UCL Department of Science, Technology, Engineering and Public Policy


Dr Feja Lesniewska - Post-doctoral research associate, PETRAS

Feja is a post-doctoral research associate working on the EPSRC funded PETRAS project located at UCL STEaPP.

Can you briefly describe what your research project is about?

My research focuses on issues relating to the Internet of Things (IoT), security and governance. The world is becoming increasingly dependent on the IoT for the functioning and delivery of critical services like health, banking, transport and energy. This is a situation that is only going to increase and in doing so become more complex to manage effectively without undermining security and established privacy rights.

In my research, I initially focused on how established international governance mechanisms, both multilateral and multi-stakeholder, have approached the novel security issues that the IoT raises. I am now taking the research forward to focus on the introduction of the IoT into the maritime sector, focusing primarily on ‘smart’ ports.

The maritime sector is experiencing a radical transformation with new digital technologies being incorporated into ships, logistics and ports. Drivers behind this change include the sector trying to reduce greenhouse gas emissions to not only mitigate climate change but also to improve air quality in port cities. Understanding the security challenges this radical technological transformation will pose for the maritime sector is necessary so that appropriate legal and governance responses can be developed.

The difficulty is that this is all happening very quickly. It is becoming apparent that some of the regulatory tools we have traditionally relied on to deliver governance objectives may no longer actually be reliable. The IoT is not only the object of governance but is rapidly becoming integral to the design of new governance models. Lawyers and policy makers need to understand the challenges so they can effectively create a regulatory approach that ensures the security and well-being of people and the environment.

How is your research different from other research on the Internet of Things?

A great deal of the research on IoT governance issues focuses on the consumer aspects including standards, labelling, behavioural psychology, ethics, data protection and privacy rights. My research is specifically on critical infrastructure systems: transport, energy, ecosystems and communication. These are often not just domestic problems as many have a public goods dimension to them that transcends the usual regulatory boundaries. I am exploring how concepts used to tackle other global public goods issues, such as climate change, chemical and nuclear waste management for example, could be applied to IoT governance contexts.
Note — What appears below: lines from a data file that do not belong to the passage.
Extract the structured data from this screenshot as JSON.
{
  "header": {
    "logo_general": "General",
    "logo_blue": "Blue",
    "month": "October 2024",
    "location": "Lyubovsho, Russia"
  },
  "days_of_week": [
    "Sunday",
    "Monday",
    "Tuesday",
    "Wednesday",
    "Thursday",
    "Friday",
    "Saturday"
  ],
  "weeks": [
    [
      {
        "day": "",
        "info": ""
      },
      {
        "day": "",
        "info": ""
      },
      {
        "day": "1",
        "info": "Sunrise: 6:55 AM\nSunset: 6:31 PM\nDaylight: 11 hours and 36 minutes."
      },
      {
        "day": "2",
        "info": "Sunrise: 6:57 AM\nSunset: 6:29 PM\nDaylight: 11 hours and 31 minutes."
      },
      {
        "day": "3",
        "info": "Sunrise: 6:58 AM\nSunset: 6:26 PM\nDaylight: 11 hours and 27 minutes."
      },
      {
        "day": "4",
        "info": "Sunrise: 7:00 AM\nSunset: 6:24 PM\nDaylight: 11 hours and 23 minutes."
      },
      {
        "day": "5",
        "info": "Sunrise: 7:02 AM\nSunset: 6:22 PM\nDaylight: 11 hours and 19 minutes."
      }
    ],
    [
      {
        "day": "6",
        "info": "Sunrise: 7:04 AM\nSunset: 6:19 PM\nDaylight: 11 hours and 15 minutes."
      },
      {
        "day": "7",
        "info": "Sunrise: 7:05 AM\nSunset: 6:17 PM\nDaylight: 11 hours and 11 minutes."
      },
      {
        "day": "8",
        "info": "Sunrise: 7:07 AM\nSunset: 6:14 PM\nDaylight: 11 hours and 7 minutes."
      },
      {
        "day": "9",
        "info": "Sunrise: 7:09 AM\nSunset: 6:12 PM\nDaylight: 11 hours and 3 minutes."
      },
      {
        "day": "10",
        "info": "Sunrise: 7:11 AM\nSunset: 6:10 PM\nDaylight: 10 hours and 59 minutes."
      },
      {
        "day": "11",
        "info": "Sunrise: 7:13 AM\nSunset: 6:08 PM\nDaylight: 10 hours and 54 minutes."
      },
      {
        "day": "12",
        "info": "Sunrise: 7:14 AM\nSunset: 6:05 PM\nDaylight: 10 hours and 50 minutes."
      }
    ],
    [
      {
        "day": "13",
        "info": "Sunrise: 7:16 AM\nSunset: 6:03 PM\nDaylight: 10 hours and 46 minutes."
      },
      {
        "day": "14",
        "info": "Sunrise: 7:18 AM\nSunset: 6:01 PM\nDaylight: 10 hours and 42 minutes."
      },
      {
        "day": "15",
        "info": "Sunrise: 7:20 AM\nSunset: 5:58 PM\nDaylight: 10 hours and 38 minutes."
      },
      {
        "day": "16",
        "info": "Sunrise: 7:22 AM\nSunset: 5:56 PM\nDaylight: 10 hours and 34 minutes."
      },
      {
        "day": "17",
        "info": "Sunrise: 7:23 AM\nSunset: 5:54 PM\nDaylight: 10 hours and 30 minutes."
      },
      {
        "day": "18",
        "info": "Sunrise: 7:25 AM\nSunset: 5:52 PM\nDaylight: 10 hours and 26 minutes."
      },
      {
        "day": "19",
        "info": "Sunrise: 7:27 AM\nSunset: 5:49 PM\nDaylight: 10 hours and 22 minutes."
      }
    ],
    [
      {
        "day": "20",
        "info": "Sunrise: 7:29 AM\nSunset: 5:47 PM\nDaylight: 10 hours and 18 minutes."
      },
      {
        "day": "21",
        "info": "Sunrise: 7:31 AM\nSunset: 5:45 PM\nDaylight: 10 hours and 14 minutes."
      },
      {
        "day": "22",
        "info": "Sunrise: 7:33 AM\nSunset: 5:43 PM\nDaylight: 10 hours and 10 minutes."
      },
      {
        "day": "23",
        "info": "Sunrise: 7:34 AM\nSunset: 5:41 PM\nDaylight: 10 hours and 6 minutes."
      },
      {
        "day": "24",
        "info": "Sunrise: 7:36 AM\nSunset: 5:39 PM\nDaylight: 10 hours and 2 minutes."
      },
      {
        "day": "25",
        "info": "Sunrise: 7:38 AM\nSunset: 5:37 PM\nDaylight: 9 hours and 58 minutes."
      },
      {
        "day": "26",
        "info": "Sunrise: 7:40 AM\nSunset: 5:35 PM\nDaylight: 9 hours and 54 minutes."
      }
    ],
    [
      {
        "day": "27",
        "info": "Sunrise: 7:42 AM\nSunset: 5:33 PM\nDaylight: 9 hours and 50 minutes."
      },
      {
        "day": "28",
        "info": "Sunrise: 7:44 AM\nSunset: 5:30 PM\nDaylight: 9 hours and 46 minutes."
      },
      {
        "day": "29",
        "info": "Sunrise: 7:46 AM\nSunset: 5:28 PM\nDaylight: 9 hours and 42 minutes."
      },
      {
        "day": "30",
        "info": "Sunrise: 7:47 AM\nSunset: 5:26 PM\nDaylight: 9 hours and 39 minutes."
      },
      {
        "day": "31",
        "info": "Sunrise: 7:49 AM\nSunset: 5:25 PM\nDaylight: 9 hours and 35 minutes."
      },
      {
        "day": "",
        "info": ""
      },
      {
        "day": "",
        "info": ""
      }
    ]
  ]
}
I am researching how the concept of polycentric governance could be used to mobilise and build trust and cooperation across multiple agents who shape the IoT ecosystem. In the research, I have focused on the UN Paris Agreement on climate change as an example of an evolving polycentric governance system at the start of the 21st century.

What are you working on at the moment to prepare you for the next stage of the project?

I am developing a research plan to take our work on the IoT, security and ports forward. I will be comparing the strategies to develop smart ports in the UK, Netherlands and Singapore. In January 2019 the UK government launched the Maritime 2050: Navigating the Future. Digitalisation is a key component in the government’s strategy. This is a particularly historic moment in the UK with the country leaving the European Union. The government is keen to learn lessons from the innovators in incorporating IoT into the maritime sector so it can become a leader itself in the new phase in its history in the world. The IoT, port and security research will contribute to a greater understanding of what the challenges are for the UK and how it can best learn from others.

Given the pace of change in this sector, research that contributes to understanding the challenges will be valuable to all those involved. Getting the future of the maritime sector right will be important for addressing the challenges of climate change, sustainable development and improving the vitality of the ocean ecosystem as a whole.